Australian football tournament

Western Australian soccer clubs competed in 2021 for the Football West State Cup. Clubs entered from the National Premier Leagues WA, the two divisions of the State League, a limited number of teams from various divisions of the 2021 Amateur League, Metropolitan League and Masters League competitions, and from regional teams from the Goldfields, South West and Great Southern regions.

This knockout competition was won by Floreat Athena, their eighth title.
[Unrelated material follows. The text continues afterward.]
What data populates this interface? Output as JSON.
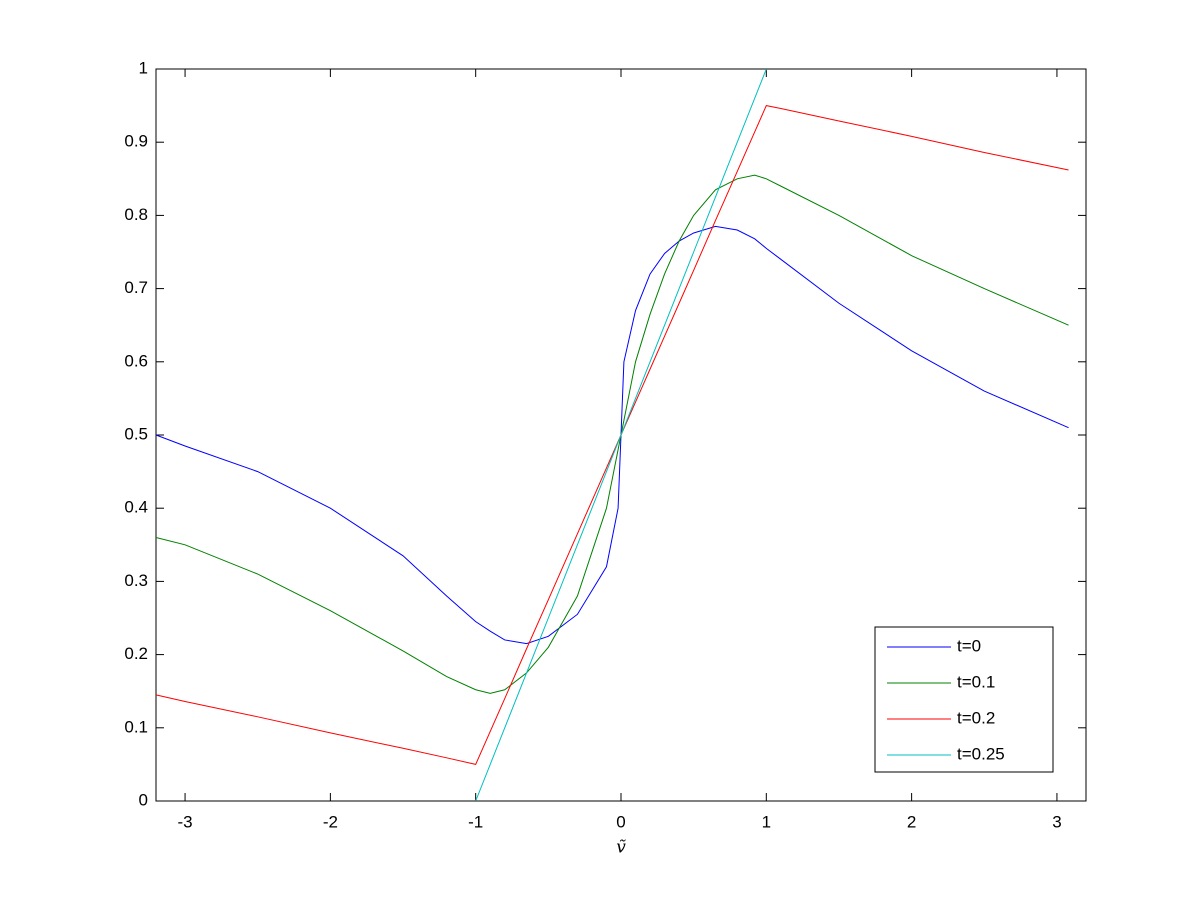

The competition also served as the Western Australian Preliminary Rounds for the 2021 FFA Cup. The two finalists – ECU Joondalup and Floreat Athena – qualified for the final rounds, entering at the Round of 32.

==Format==

| Round | Clubs remaining | Winners from previous round | New entries this round | Match Dates |
|---|---|---|---|---|
| Round 2 | 65 | none | 24 (inc. 6 byes) | 20 Feb–7 Mar |
| Round 3 | 42 | 12 | 30 | 19–27 Mar |
| Round 4 | 32 | 21 | 11 | 30 Mar–13 Apr |
| Round 5 | 16 | 16 | none | 15–19 May |
| Round 6 | 8 | 8 | none | 1–2 Jun |
| Round 7 | 4 | 4 | none | 22–23 Jun |
| Final | 2 | 2 | none | 17 Jul |

==Preliminary rounds==

A total of 65 teams took part in the competition, from Perth-based and regional-based competitions.

==Final==
The 2021 State Cup Final was played at the neutral venue of Inglewood Stadium. Floreat defender Ben Steele received the Player of the Match award.